Dicen que los libreros están condenados a de-saparecer, cosa que sin ser del todo errada es una absoluta estupidez, porque mientras exista alguien a quien el pueblo pueda decepcionar no entra en el rango de prescindible. Los libreros se ocupan, ante todo, de descifrar. Ni en tiempos de internet los lectores acuden a las librerías con los datos certeros de lo que están buscando. Si para el librero al menos tres son los datos necesarios para encontrar un libro, indefectiblemente el lector le errará, como mínimo, a uno. Enunciará el nombre correcto de la editorial, pronunciará correctamente el nombre del autor, pero le pifiará al título.
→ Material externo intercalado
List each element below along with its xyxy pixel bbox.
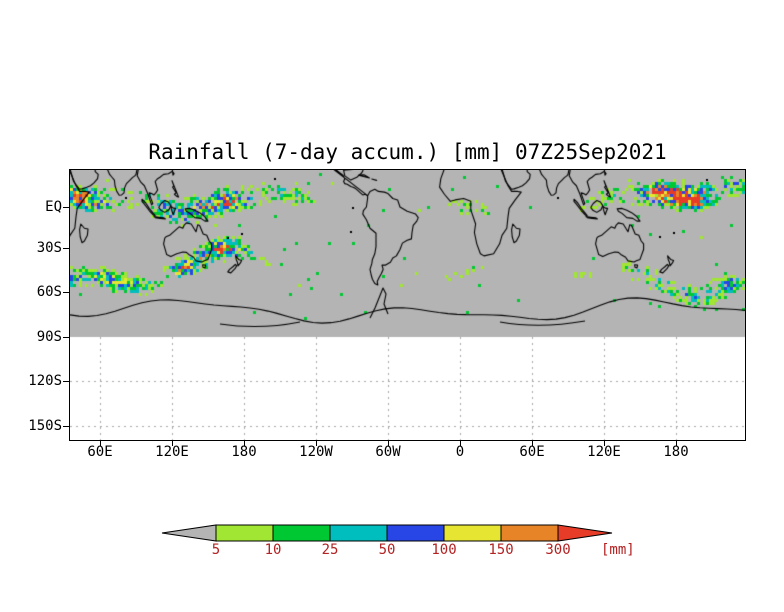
x-tick-label: 60E [519,444,545,460]
colorbar-segment [500,524,559,542]
axis-tick [172,441,173,446]
colorbar-tick-label: 25 [321,542,339,558]
colorbar-tick-label: 50 [378,542,396,558]
axis-tick [63,292,69,293]
y-tick-label: 30S [36,240,62,256]
x-tick-label: 120E [155,444,189,460]
x-tick-label: 120W [299,444,333,460]
x-tick-label: 60W [375,444,401,460]
colorbar-segment [329,524,388,542]
colorbar-tick-label: 100 [431,542,457,558]
axis-tick [63,207,69,208]
axis-tick [63,337,69,338]
y-tick-label: 120S [28,373,62,389]
colorbar-arrow-right [557,524,613,542]
axis-tick [100,441,101,446]
axis-tick [532,441,533,446]
colorbar-tick-label: 5 [211,542,221,558]
x-tick-label: 180 [663,444,689,460]
colorbar-segment [215,524,274,542]
colorbar [161,524,613,542]
y-tick-label: 60S [36,284,62,300]
y-tick-label: EQ [45,199,62,215]
colorbar-segment [443,524,502,542]
axis-tick [63,426,69,427]
map-plot-area [69,169,746,441]
axis-tick [63,381,69,382]
x-tick-label: 0 [455,444,465,460]
axis-tick [676,441,677,446]
colorbar-tick-label: 150 [488,542,514,558]
x-tick-label: 60E [87,444,113,460]
colorbar-arrow-left [161,524,217,542]
chart-title: Rainfall (7-day accum.) [mm] 07Z25Sep202… [148,140,667,164]
axis-tick [63,248,69,249]
y-tick-label: 90S [36,329,62,345]
axis-tick [388,441,389,446]
axis-tick [316,441,317,446]
axis-tick [604,441,605,446]
colorbar-unit-label: [mm] [601,542,635,558]
axis-tick [244,441,245,446]
y-tick-label: 150S [28,418,62,434]
x-tick-label: 180 [231,444,257,460]
colorbar-tick-label: 300 [545,542,571,558]
x-tick-label: 120E [587,444,621,460]
colorbar-segment [386,524,445,542]
colorbar-segment [272,524,331,542]
axis-tick [460,441,461,446]
map-canvas [70,170,745,440]
colorbar-tick-label: 10 [264,542,282,558]
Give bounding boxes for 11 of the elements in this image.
Y el lector, a diferencia de cualquier mortal, odia ser corregido, de modo que es probable que el librero le haga entrega del libro correcto, pero el lector, con mucha probabilidad, negará que sea el libro que busca y se irá a comprarlo a otra librería, esta vez, naturalmente, enunciando el título correcto. Es así.
Los libreros –los buenos libreros– poseen cierta capacidad de hacer sinapsis que les permiten deducir, incluso con los tres datos indispensables errados, de qué libro le están hablando. Yo nunca fui un buen librero. Una vez entró una mujer pidiendo el libro La rayuela. La sola presencia de ese artículo me alejó tan tremendamente de Cortázar que no me imaginaba de qué libro me estaba hablando. Tuvo que acudir un compañero de trabajo para soplarme lo que esa mujer quería. La pobre debe de haberse ido pensando que había sido atendida por un retrasado mental, porque su cara denotaba que lo que se le estaba dando era precisamente lo que ella había pedido. Aunque no.
Cierto día entró a la librería un señor blandiendo un papelito en la mano. El papelito decía exactamente esto: “Sin plumas. Budi Alen”. Ese nombre de un autor desconocido que parecía árabe volvió a desorientarme, pero al mismo tiempo el título del libro me resultaba conocido. El mismo compañero de trabajo acudió a mí para soplarme al oído el nombre con la acentuación correcta: Woody Allen. Le pregunté al portador del papelito por qué había escrito el nombre así, y su respuesta fue de lo más plausible y natural: había escuchado la lectura de un cuento por radio y había anotado el nombre del autor tal como lo había oído. No había nada que reprocharle.
Una sola vez acerté, y la recuerdo como una victoria incondicional e intransigible. Debe de haber ocurrido en 1992 y no pasa semana desde entonces que no piense qué habrá sido de esa señora mayor que entró y me pidió lo siguiente: El testamento de un suicida, de Martinesi. Tal vez ella también había oído una lectura por radio, y tal vez yo había desayunado bien y por mi cuerpo circulaba la exacta cantidad de azúcar, pero conseguí hacer esa ansiada sinapsis de inmediato y encontré la solución: lo que la señora buscaba era Dinero. Carta de un suicida, de... ¡Martin Amis! Victorioso, se lo alcancé diciéndole que lo que ella quería era eso. La mujer dudó y dudó, y se fue dejándome el libro en la mano y diciéndome que no estaba segura de que fuera lo que estaba buscando. El oficio de librero es terrible.